Il est très difficile de faire de la psychiatrie publique dans ces conditions, comme le constate un observateur non spécialisé mais au regard très aigu : le contrôleur général des lieux de privations de liberté. Dans son rapport de 2010, consacré en partie à la situation des hôpitaux psychiatriques, il signale les insuffisances d'effectifs tant dans les services de psychiatrie des hôpitaux généraux que dans les établissements spécialisés, comme par exemple la vacance de 800 postes de psychiatres dans les hôpitaux publics qui s'ajoutent aux difficultés de prise en charge des malades.
Tout ce qui nécessite plus de personnel, comme une sortie collective accompagnée, des repas pris entre les malades et les soignants, tous ces progrès essentiels des cinquante dernières années, qui sont devenus partie intégrante du mode de vie et du mode de soins dans les services psychiatriques – j'allais dire du secteur psychiatrique à la française –, sont remis en cause dès lors qu'il y a une dégradation du rapport entre le nombre d'agents et le nombre de patients.
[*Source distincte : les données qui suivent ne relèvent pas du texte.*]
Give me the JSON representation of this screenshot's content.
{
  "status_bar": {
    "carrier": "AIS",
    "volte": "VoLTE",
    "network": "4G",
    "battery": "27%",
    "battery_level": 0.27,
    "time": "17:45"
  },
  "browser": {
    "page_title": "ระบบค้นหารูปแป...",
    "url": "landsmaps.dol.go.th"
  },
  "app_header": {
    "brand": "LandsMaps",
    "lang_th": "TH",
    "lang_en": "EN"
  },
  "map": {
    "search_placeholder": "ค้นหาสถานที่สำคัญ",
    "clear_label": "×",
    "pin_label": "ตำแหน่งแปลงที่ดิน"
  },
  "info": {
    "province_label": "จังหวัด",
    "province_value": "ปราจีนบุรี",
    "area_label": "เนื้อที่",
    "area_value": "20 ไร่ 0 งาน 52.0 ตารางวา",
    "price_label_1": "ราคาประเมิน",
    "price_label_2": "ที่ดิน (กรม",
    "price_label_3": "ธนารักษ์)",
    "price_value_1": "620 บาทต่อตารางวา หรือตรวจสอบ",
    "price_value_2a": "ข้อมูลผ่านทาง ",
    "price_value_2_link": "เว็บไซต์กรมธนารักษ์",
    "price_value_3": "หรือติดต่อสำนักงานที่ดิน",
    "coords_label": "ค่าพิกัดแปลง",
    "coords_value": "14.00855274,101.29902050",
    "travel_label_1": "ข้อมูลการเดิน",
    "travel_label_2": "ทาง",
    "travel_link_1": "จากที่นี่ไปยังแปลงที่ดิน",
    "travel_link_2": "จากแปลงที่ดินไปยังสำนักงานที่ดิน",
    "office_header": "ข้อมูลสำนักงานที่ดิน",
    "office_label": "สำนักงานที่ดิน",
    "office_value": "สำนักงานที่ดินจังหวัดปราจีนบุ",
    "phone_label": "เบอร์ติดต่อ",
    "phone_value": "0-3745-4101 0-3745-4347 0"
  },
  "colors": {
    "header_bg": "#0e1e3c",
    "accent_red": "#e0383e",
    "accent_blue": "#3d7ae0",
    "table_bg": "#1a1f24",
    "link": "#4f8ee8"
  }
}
Cela ne permet plus de dégager les effectifs nécessaires.
Faute d'un personnel suffisant pour accompagner les patients dans des activités, comme l'ergothérapie, on observe davantage de contention et de maintien des malades dans leur chambre et une administration plus massive de médicaments. Il y a également moins de monde dans les bibliothèques des hôpitaux, et même dans les cafétérias. Or, dans un hôpital où les malades n'ont rien à faire de toute la journée, la lecture et la télévision étant très vite fatigantes étant donné leur traitement, les moments de socialisation sont suffisamment rares pour ne pas être désertés par manque de personnel.
Dans son rapport, M. Delarue note que même les visites et les contacts avec les familles sont rendus plus problématiques alors que nous savons tous qu'ils sont essentiels.
Tous ceux d'entre vous, mes chers collègues, qui avez visité des hôpitaux psychiatriques, vous êtes rendu compte que les malades s'y ennuient.